Na era do swipe, a música virou dado de compatibilidade e marcador emocional.
Foto: Freepik | CO ASSESSORIA
Na era dos encontros mediados por tela, a música deixou de ser trilha de fundo para virar dado de perfil. Em aplicativos como Tinder e Bumble, ela aparece ao lado de fotos e mini-bios, funcionando como atalho para algo que nenhum texto entrega com tanta precisão: o clima emocional de alguém.
Nos últimos anos, o Tinder integrou o Spotify e popularizou o Anthem, a música-tema exibida no topo do perfil. O Bumble foi além da descrição genérica de “gosto de tudo um pouco” e passou a exibir artistas mais ouvidos, destacando quando há nomes em comum entre os dois perfis. Na prática, esses recursos formalizam algo que já acontecia nas conversas de madrugada e nas trocas de links. Antes de falar sobre trabalho ou signo, muita gente quer saber que som o outro leva para o banho, para a festa ou para a insônia.

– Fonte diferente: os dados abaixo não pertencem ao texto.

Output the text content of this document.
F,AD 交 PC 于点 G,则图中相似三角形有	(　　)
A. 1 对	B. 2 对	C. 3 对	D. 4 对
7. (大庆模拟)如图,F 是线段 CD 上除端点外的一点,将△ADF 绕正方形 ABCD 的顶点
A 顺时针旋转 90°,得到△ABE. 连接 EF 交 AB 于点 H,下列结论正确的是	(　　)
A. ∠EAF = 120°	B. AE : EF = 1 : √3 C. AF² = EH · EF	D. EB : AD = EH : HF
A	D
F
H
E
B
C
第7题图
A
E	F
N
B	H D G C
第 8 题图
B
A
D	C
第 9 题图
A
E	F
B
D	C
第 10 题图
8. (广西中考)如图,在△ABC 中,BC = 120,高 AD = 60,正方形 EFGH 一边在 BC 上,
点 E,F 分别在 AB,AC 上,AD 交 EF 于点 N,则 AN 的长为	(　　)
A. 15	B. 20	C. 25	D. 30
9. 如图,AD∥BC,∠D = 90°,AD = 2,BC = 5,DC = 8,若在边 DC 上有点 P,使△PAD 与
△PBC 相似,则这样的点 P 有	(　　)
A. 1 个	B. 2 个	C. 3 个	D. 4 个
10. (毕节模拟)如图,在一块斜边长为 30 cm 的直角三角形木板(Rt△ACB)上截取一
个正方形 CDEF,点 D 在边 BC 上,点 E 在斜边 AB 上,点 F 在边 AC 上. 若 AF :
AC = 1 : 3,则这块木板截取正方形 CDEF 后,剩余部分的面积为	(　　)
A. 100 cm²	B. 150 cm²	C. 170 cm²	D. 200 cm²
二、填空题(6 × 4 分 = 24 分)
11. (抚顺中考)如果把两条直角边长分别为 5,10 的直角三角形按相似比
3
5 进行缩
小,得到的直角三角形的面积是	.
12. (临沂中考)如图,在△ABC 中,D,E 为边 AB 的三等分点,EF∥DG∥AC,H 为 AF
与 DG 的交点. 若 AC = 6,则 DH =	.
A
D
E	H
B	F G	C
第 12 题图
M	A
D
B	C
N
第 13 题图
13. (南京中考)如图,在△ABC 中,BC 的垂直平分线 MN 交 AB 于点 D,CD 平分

Por trás dessa mudança está a percepção de que o gosto musical funciona como um marcador social bastante preciso. Ele não revela apenas o gênero preferido, mas mostra ritmo de vida, intensidade emocional, referências culturais e até limites de convivência. Alguém que vive em playlists de funk e eletrônico acelerado comunica busca por alta rotação, enquanto quem passa o dia em lo-fi, R&B e baladas intimistas sinaliza outra forma de ocupar o tempo e o afeto.
Para a DJ Scheila Santos, que se define melosexual, o recorte sonoro funciona como uma radiografia suave das relações. “Não é só que música você ouve, é como você organiza o seu universo musical”, diz. Há quem trate o anthem e as playlists públicas como vitrine cuidadosamente editada para atrair um certo tipo de pessoa, e há quem deixe o algoritmo decidir tudo, entregando um retrato menos polido e mais honesto do momento atual. Em ambos os casos, existe ali uma leitura emocional possível.

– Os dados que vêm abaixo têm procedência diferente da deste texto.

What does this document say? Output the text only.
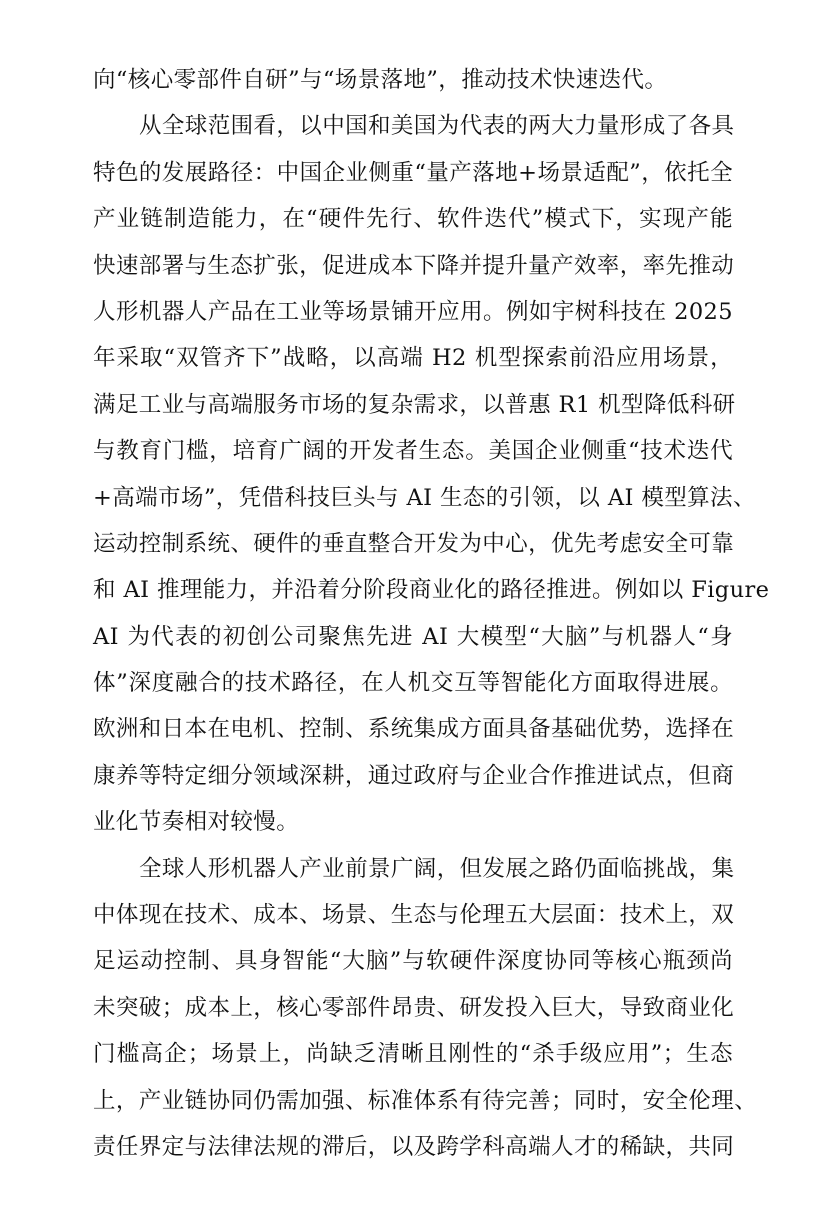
向“核心零部件自研”与“场景落地”，推动技术快速迭代。
从全球范围看，以中国和美国为代表的两大力量形成了各具
特色的发展路径：中国企业侧重“量产落地+场景适配”，依托全
产业链制造能力，在“硬件先行、软件迭代”模式下，实现产能
快速部署与生态扩张，促进成本下降并提升量产效率，率先推动
人形机器人产品在工业等场景铺开应用。例如宇树科技在 2025
年采取“双管齐下”战略，以高端 H2 机型探索前沿应用场景，
满足工业与高端服务市场的复杂需求，以普惠 R1 机型降低科研
与教育门槛，培育广阔的开发者生态。美国企业侧重“技术迭代
+高端市场”，凭借科技巨头与 AI 生态的引领，以 AI 模型算法、
运动控制系统、硬件的垂直整合开发为中心，优先考虑安全可靠
和 AI 推理能力，并沿着分阶段商业化的路径推进。例如以 Figure
AI 为代表的初创公司聚焦先进 AI 大模型“大脑”与机器人“身
体”深度融合的技术路径，在人机交互等智能化方面取得进展。
欧洲和日本在电机、控制、系统集成方面具备基础优势，选择在
康养等特定细分领域深耕，通过政府与企业合作推进试点，但商
业化节奏相对较慢。
全球人形机器人产业前景广阔，但发展之路仍面临挑战，集
中体现在技术、成本、场景、生态与伦理五大层面：技术上，双
足运动控制、具身智能“大脑”与软硬件深度协同等核心瓶颈尚
未突破；成本上，核心零部件昂贵、研发投入巨大，导致商业化
门槛高企；场景上，尚缺乏清晰且刚性的“杀手级应用”；生态
上，产业链协同仍需加强、标准体系有待完善；同时，安全伦理、
责任界定与法律法规的滞后，以及跨学科高端人才的稀缺，共同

Nos aplicativos, essa leitura se traduz em filtros concretos. Muita gente desliza para a esquerda assim que encontra estilos associados a valores ou modos de vida distantes dos seus. À primeira vista, parece uma preferência estética inofensiva. Na prática, a música pode se transformar em critério de exclusão, porque perfis inteiros são descartados por carregarem símbolos sonoros que remetem a imaturidade, intelectualização excessiva, caretice ou extravagância. O match nunca chega a acontecer, mesmo quando outros aspectos poderiam ser compatíveis.
Ver o próprio artista favorito no perfil alheio produz familiaridade, como se os dois já compartilharam uma história anterior ao encontro. A similaridade percebida importa mais do que a coincidência exata e basta um mood em comum para o cérebro completar o resto com afinidades imaginadas. A química começa a partir da promessa de uma trilha compatível. “A playlist virou uma microbiografia afetiva”, sintetiza Scheila. Quase ninguém é exatamente aquilo que exibe ali, mas todos sabem que se trata do primeiro contato emocional com quem está do outro lado da tela.”